Recently at Surge 2011, the annual conference on scalability and performance, Google's CIO Ben Fried gave an illuminating keynote address. His main insight was that generalists are the people that will lead engineering teams in successfully scaling the web.
In a world where the badge of Specialist or Expert is prized, this was refreshing perspective from an industry bigwig. As tech professionals, or any professional for that matter, we don't welcome the label of generalist. The word suggests a jack-of-all-trades and master of none. But the generalist is no less an expert than the specialist. Generalists can get their hands greasy with the tools to fix bugs in the machine but they are especially good at mobilizing the machine itself; with their talents of broad vision, and perspective they can direct an entire team to accomplish tasks efficiently. This ability to see big-picture can not be underestimated especially during times of crisis or pressure to meet targets. For a team to scale the web effectively, you're going to need a good mix of both types of personalities.
Picking out the potential generalist
Startups wanting to achieve scalability are face with huge pressure to do more with limited budgets. In bringing on new engineers, they must hire people who have the programming skills to realise their big idea.

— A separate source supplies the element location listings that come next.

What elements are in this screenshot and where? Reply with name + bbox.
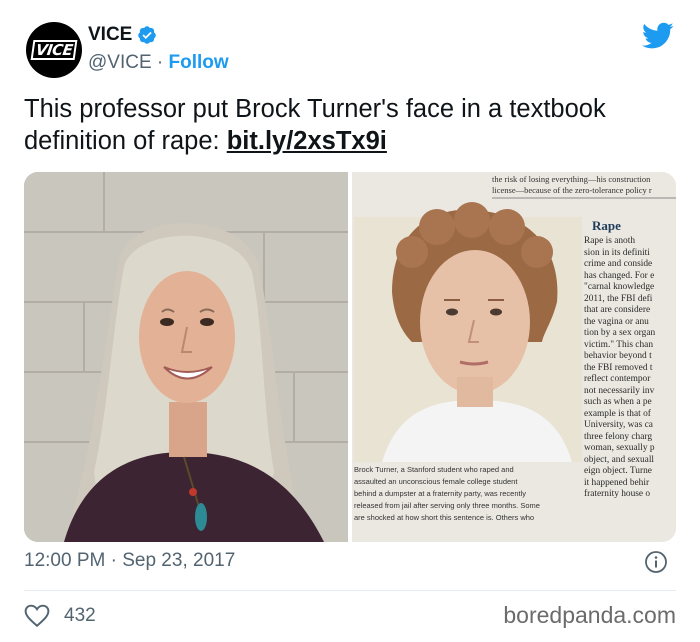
textbook-photo[interactable]: the risk of losing everything—his constr… — [352, 172, 676, 542]
textbook-body: Rape is anoth sion in its definiti crime… — [584, 236, 656, 499]
follow-button[interactable]: Follow — [169, 52, 229, 73]
tweet-footer: 432 boredpanda.com — [24, 602, 676, 632]
like-count[interactable]: 432 — [64, 605, 96, 627]
handle[interactable]: @VICE — [88, 52, 152, 73]
textbook-header: the risk of losing everything—his constr… — [492, 174, 676, 196]
textbook-section-title: Rape — [592, 218, 621, 233]
tweet-date[interactable]: Sep 23, 2017 — [122, 550, 235, 571]
textbook-header-line2: license—because of the zero-tolerance po… — [492, 185, 652, 195]
display-name-row: VICE — [88, 24, 229, 46]
account-names: VICE @VICE · Follow — [88, 24, 229, 74]
tweet-header: VICE VICE @VICE · Follow — [26, 16, 686, 80]
twitter-bird-icon[interactable] — [642, 22, 674, 50]
tweet-media[interactable]: the risk of losing everything—his constr… — [24, 172, 676, 542]
professor-photo-illustration — [24, 172, 348, 542]
meta-separator: · — [105, 550, 123, 571]
professor-photo[interactable] — [24, 172, 348, 542]
handle-row: @VICE · Follow — [88, 52, 229, 74]
textbook-header-line1: the risk of losing everything—his constr… — [492, 174, 651, 184]
tweet-meta: 12:00 PM · Sep 23, 2017 — [24, 550, 674, 576]
display-name[interactable]: VICE — [88, 24, 132, 46]
divider — [24, 590, 676, 591]
tweet-text: This professor put Brock Turner's face i… — [24, 93, 674, 157]
verified-badge-icon — [138, 26, 157, 44]
heart-icon[interactable] — [24, 604, 50, 628]
avatar[interactable]: VICE — [26, 22, 82, 78]
tweet-time[interactable]: 12:00 PM — [24, 550, 105, 571]
watermark: boredpanda.com — [503, 602, 676, 628]
vice-logo: VICE — [30, 40, 78, 60]
separator: · — [151, 52, 169, 73]
info-icon[interactable] — [644, 550, 668, 574]
textbook-caption: Brock Turner, a Stanford student who rap… — [354, 465, 540, 522]
tweet-link[interactable]: bit.ly/2xsTx9i — [227, 127, 387, 155]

Ideally these programmers should also have some architectural vision, a knowledge of web operations, and performance as that application becomes popular. And what of maintaining that large infrastructure as it grows?
So the question for a startup is how do you spot or hire generalists? In the book, REWORK by Jason Fried and David Heinemeier Hansson, the authors emphasize good writers and good teachers. Their point is that in order to teach an idea or concept you have to understand it thoroughly and be able to step into someone elses shoes in order to explain it from their vantage point.

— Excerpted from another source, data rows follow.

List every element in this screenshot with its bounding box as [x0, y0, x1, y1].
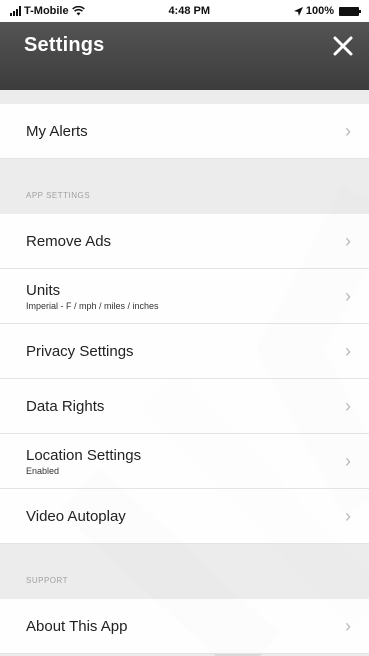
chevron-right-icon: › — [345, 451, 351, 471]
row-video-autoplay[interactable]: Video Autoplay › — [0, 489, 369, 544]
signal-icon — [10, 6, 21, 16]
status-right: 100% — [293, 5, 361, 17]
status-time: 4:48 PM — [168, 5, 211, 17]
row-label: About This App — [26, 617, 128, 635]
row-label: Remove Ads — [26, 232, 112, 250]
row-text: Privacy Settings — [26, 343, 134, 360]
top-spacer — [0, 90, 369, 104]
row-privacy-settings[interactable]: Privacy Settings › — [0, 324, 369, 379]
status-left: T-Mobile — [10, 5, 85, 17]
battery-icon — [338, 6, 361, 16]
row-label: Data Rights — [26, 397, 105, 415]
chevron-right-icon: › — [345, 121, 351, 141]
carrier-name: T-Mobile — [24, 5, 69, 17]
row-units[interactable]: Units Imperial - F / mph / miles / inche… — [0, 269, 369, 324]
row-label: Privacy Settings — [26, 342, 134, 360]
row-label: Location Settings — [26, 446, 142, 464]
row-remove-ads[interactable]: Remove Ads › — [0, 214, 369, 269]
wifi-icon — [71, 6, 85, 16]
chevron-right-icon: › — [345, 341, 351, 361]
row-about-this-app[interactable]: About This App › — [0, 599, 369, 654]
row-text: About This App — [26, 618, 127, 635]
row-label: Units — [26, 281, 61, 299]
settings-list: My Alerts › APP SETTINGS Remove Ads › Un… — [0, 90, 369, 654]
chevron-right-icon: › — [345, 231, 351, 251]
section-header-support: SUPPORT — [0, 544, 369, 599]
chevron-right-icon: › — [345, 286, 351, 306]
close-icon — [333, 36, 353, 56]
row-text: Remove Ads — [26, 233, 111, 250]
row-my-alerts[interactable]: My Alerts › — [0, 104, 369, 159]
row-data-rights[interactable]: Data Rights › — [0, 379, 369, 434]
status-bar: T-Mobile 4:48 PM 100% — [0, 0, 369, 22]
row-label: My Alerts — [26, 122, 88, 140]
row-text: Location Settings Enabled — [26, 447, 141, 476]
row-text: Units Imperial - F / mph / miles / inche… — [26, 282, 159, 311]
location-arrow-icon — [293, 6, 303, 16]
section-header-app-settings: APP SETTINGS — [0, 159, 369, 214]
row-text: Video Autoplay — [26, 508, 126, 525]
row-location-settings[interactable]: Location Settings Enabled › — [0, 434, 369, 489]
close-button[interactable] — [331, 34, 355, 58]
battery-percent: 100% — [305, 5, 334, 17]
chevron-right-icon: › — [345, 396, 351, 416]
row-sublabel: Imperial - F / mph / miles / inches — [26, 300, 159, 311]
chevron-right-icon: › — [345, 616, 351, 636]
chevron-right-icon: › — [345, 506, 351, 526]
page-title: Settings — [24, 34, 105, 56]
row-text: Data Rights — [26, 398, 104, 415]
row-sublabel: Enabled — [26, 465, 60, 476]
row-label: Video Autoplay — [26, 507, 126, 525]
header-bar: Settings — [0, 22, 369, 90]
row-text: My Alerts — [26, 123, 88, 140]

This is in large part the skill that Ben Fried was speaking about at Surge. To borrow his method of using "Disaster Porn" as a way to illustrate a point, we have a story of our own.
Our own disaster porn
About five years ago we worked for a firm who was faced with ongoing challenges of growth. Their user base was growing by 25%-50% per quarter but they were suffering from outages because of that growth. What's more one of their top engineers was leaving to join another company. They took the opportunity to bring us on board to assess the entire infrastructure.
We looked over the architecture and were surprised at every turn. Although they had a lot of engineers on staff, they were all tasked with building features, and responding to ongoing business requirements. None were given any operations responsibilities. There was a very obvious lack of leadership. so you can imagine how this turned out to be a recipe for a fine mess. One day we'd see new servers being added at random, another day we'd witness haphazard decisions with what technologies to use or what what versions of frameworks to adopt. In effect, each engineer was making decisions without considering the consequences on the whole.
The infrastructure wound up being built on two different webserver platforms, three - count 'em - three different programming languages and frameworks, and three MySQL databases scattered about on different machines. After a few hours discussing the architecture with the team, we put together a plan that framed the architecture around three simpler tiers. Two included the standard load balanced webserver tier, and backend database tier, and then a third to manage batch jobs and building static assets and media files.
A generalist solution
Our push then was to standardize on one type of webserver, one version of each language stack, and consolidate all the databases into one instance. This huge simplification meant that they could add replication to the database tier, eliminating single points of failure, providing redundancy for all business services. This in itself was a major achievement. We left them with some major problems solved while offering a new direction and a better handle on the remaining challenges. What the company had lacked was not engineering know-how, but rather a generalist's perspective. The engineers had focused too much on immediate tasks, locked on detail, but lost sight of the big picture.
As more companies move their applications to the cloud, some carefully and some not, we anticipate many more disaster scenarios such as these. This speaks strongly to the rising cult of DevOps and its effort towards broader skills and collaboration among both developers and operations teams. The good thing to come out of it is that cleaning up messes such as these will force us to hone our strategic thinking and organizational skills, possibly making generalists out of many more of us.